Session Information
10 SES 02 A, Diversity of 'Evidence relations' in Teacher Education (Research)
Paper Session
Contribution
In this paper we put forward a ‘standard for dissensus’ that seeks to identify the consensus about what counts in and as education and look for ways to think again about these matters. We will delineate what the contents of such a standard might be. Why would we do this? In common with a range of international contexts, some European teacher education systems have embraced teacher professional standards as vehicles for codifying and developing the work of teachers (Koster & Dengerink, 2015; Page, 2015; Pedaste, Leijen, Poom-Valickis & Eisenschmidt, 2019). The putative rationale for developing professional standards is that they provide a shared language for talking about teachers, teaching and learning, and thus serve as a common reference point for pedagogical, professional and promotion-related conversations.

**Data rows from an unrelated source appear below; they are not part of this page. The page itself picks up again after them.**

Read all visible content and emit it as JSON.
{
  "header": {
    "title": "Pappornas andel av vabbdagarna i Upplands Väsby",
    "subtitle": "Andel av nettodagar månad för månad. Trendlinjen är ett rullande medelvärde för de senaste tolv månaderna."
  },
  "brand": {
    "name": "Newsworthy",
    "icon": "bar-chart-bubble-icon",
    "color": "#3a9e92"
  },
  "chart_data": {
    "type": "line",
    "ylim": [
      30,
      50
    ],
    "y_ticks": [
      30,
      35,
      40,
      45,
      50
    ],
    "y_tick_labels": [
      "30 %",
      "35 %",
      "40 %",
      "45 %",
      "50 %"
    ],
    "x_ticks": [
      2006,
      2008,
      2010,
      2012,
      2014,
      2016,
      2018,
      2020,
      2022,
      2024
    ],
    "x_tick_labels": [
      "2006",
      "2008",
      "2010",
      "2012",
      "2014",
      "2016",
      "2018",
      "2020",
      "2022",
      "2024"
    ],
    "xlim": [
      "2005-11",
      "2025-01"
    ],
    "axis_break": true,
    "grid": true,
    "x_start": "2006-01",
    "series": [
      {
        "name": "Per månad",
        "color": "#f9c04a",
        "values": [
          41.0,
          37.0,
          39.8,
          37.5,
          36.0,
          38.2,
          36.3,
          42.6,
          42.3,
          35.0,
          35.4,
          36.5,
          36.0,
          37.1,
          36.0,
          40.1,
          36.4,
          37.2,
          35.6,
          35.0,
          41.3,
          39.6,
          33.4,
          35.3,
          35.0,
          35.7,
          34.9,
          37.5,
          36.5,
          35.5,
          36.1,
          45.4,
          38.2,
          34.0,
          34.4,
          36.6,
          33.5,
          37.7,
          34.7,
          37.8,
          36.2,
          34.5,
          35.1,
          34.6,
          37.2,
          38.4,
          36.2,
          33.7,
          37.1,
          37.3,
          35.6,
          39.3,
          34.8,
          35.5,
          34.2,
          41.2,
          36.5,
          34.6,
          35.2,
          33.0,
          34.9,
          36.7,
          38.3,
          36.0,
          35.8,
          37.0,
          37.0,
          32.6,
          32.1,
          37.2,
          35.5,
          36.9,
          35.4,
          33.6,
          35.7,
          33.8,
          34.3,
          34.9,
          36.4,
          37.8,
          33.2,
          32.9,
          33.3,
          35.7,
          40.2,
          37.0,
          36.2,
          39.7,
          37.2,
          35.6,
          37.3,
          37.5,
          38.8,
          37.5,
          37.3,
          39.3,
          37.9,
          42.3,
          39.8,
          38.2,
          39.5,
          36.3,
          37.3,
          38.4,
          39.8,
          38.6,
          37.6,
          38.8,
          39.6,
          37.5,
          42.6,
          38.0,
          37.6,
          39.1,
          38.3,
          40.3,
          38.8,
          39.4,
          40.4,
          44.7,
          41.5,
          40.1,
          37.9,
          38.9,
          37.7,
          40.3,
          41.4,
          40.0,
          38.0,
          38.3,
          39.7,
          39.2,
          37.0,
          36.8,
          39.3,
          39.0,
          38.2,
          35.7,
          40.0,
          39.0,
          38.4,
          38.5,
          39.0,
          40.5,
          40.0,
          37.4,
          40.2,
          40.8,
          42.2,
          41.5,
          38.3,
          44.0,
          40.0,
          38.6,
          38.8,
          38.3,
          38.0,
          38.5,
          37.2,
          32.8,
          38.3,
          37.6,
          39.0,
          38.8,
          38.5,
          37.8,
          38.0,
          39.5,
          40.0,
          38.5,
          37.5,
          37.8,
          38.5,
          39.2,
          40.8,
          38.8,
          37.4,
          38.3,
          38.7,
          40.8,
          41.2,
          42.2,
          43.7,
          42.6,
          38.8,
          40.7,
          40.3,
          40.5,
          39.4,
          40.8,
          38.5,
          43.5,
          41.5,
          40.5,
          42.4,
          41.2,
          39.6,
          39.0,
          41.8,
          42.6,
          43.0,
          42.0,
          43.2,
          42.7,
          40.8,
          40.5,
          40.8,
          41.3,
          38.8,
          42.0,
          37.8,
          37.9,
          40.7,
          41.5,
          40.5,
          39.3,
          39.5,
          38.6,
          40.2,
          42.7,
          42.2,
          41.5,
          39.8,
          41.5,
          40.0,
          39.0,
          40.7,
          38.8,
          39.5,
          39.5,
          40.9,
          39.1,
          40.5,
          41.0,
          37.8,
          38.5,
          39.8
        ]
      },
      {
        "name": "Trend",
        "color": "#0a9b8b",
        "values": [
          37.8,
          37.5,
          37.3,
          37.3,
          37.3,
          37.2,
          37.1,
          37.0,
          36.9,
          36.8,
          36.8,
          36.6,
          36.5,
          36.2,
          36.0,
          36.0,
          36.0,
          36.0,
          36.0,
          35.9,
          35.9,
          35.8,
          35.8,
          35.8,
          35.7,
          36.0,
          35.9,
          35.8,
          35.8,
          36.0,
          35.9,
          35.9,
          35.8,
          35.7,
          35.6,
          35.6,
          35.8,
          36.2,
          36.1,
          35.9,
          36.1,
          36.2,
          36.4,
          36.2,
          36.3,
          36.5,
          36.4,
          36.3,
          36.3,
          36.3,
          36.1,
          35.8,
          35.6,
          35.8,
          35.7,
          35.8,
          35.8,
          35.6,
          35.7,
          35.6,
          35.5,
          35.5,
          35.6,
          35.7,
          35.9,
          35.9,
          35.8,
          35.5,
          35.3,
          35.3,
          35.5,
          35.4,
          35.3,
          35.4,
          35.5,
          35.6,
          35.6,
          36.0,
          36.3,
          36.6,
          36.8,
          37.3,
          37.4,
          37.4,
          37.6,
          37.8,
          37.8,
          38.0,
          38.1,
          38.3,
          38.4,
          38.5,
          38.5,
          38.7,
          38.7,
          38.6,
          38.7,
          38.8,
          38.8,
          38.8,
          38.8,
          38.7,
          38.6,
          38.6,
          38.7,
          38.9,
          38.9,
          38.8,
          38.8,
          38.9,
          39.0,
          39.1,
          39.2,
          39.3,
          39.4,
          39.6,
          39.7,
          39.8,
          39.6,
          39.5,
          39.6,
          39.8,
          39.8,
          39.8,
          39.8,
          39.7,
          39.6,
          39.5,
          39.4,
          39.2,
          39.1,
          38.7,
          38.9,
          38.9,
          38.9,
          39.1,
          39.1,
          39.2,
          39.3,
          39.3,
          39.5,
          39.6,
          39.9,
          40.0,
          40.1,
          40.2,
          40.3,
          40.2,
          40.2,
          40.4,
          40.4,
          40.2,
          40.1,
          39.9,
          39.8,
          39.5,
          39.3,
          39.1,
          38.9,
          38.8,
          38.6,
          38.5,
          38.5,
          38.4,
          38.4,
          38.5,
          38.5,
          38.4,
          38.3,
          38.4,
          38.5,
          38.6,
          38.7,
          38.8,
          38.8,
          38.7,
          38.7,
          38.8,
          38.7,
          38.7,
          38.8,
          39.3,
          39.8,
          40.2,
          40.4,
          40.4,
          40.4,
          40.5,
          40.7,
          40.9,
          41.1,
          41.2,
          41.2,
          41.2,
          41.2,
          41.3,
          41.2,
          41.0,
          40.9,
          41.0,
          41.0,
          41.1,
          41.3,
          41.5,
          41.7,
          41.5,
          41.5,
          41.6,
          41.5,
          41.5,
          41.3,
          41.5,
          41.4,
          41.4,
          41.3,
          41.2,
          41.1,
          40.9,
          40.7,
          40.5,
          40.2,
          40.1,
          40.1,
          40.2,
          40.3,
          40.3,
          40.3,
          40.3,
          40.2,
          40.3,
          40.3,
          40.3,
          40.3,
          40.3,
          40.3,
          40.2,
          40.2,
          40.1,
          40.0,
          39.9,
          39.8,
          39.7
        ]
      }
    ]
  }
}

At the same time, critical questions have been raised about the potential of standards as vehicles, not just for professional development, but for monitoring and controlling teachers (Sachs, 2003; Taylor, 2022). Concerns have also been raised regarding the degree to which standards inhibit professional autonomy and creativity - as Taubman pithily puts it (2009, p. 117) in his aptly named book, Teaching by numbers, “standards serve to standardize work”. Professional standards can also be seen as part of a trend to turn teaching from a moral, ethical and politically informed practice to a technical matter of implementing official knowledge and curriculum, thereby de-contesting, de-intellectualising and de-educationalizing education (see Biesta, 2021 on the rise of the discourse of learning). Standards also suggest that there is a consensus about what is important in education; that the purposes and practices of education are widely agreed upon and as a result it seems that they cannot easily become subject to debate. In this paper our goal is to offer a resource for teacher educators to be able to question this consensus and to consider what it is that standardised approaches to education are asking of us (and our students)- remembering that standards are designed to be met, not to be brought into question.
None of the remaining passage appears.